Son tempérament dramatique éclate partout dans ses compositions, qu'elles soient religieuses ou profanes, chaque fois que le texte lui suggère une situation contrastée. Il en est ainsi dans Les Arts florissants, tantôt désignés comme « opéra », tantôt comme « idylle en musique » par Charpentier lui-même, qui met en scène un conflit entre les beaux-arts – Musique, Peinture, Poésie, Architecture –, que la Paix, affrontant la Discorde et les Furies, parviendra à harmoniser. Selon qu'il évoque les délices de la musique (par exemple, grâce à un procédé d'écho), les horreurs des combats (martèlement de notes répétées, écriture heurtée et violente) ou qu'il symbolise l'apaisement retrouvé grâce à l'action conjuguée des forces du bien (ainsi dans la chaconne et dans la sarabande), le compositeur varie à l'extrême ses effets avec une efficacité manifeste. Il construit son œuvre en véritable architecte des formes sonores, capable de concevoir un édifice ample et judicieusement proportionné – ce qui est loin d'être la qualité première de nombre de ses contemporains français. Les Arts florissants furent écrits pour la duchesse de Guise, qui entretenait en son hôtel du Marais un ensemble vocal et instrumental d'une quinzaine d'interprètes. Charpentier, qui ne dédaignait pas de se joindre à eux pour chanter, composa plusieurs œuvres pour cette formation (notamment La Couronne de fleurs, Le Misanthrope : dispute de bergers, la cantateOrphée descendant aux Enfers).

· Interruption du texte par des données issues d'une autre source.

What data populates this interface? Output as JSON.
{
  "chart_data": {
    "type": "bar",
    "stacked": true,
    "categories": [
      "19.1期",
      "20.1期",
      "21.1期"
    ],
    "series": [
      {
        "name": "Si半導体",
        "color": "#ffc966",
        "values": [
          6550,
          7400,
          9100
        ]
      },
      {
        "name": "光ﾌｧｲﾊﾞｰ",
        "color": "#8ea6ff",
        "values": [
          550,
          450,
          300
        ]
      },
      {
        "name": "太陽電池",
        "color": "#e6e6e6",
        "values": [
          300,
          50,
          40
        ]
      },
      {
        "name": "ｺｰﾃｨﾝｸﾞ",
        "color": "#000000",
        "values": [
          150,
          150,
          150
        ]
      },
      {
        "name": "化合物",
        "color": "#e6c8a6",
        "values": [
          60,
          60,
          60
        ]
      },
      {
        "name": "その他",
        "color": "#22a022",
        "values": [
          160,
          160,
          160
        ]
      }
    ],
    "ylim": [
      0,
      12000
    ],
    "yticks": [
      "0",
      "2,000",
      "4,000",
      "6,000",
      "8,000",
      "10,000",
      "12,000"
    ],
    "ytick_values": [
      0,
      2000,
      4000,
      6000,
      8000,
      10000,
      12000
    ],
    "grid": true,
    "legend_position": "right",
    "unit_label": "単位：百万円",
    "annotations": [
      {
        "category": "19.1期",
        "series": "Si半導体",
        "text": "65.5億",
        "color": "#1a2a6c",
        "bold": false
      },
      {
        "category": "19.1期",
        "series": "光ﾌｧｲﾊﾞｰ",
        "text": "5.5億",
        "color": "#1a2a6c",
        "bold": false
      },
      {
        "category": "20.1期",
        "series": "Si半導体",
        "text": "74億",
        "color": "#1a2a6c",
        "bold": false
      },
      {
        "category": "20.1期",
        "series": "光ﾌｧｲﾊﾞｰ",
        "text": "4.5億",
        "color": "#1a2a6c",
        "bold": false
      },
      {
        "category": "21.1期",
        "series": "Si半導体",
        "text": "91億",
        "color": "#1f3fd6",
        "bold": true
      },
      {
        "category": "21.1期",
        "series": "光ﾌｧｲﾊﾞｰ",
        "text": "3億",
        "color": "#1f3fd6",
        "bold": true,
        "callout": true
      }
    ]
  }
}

Charpentier innove également en matière d'instrumentation, rejetant la tradition qui fait jouer ensemble les familles aux sonorités semblables : hautbois et flûte (Troisième Leçon de ténèbres), orgue et clavecin (Josue), cromorne soliste et cordes (Judicium Salomonis), violons, flûte, trompette, musette, timbales, basson (Epithalamio), théorbe et clavecin (Sonate à huit[...]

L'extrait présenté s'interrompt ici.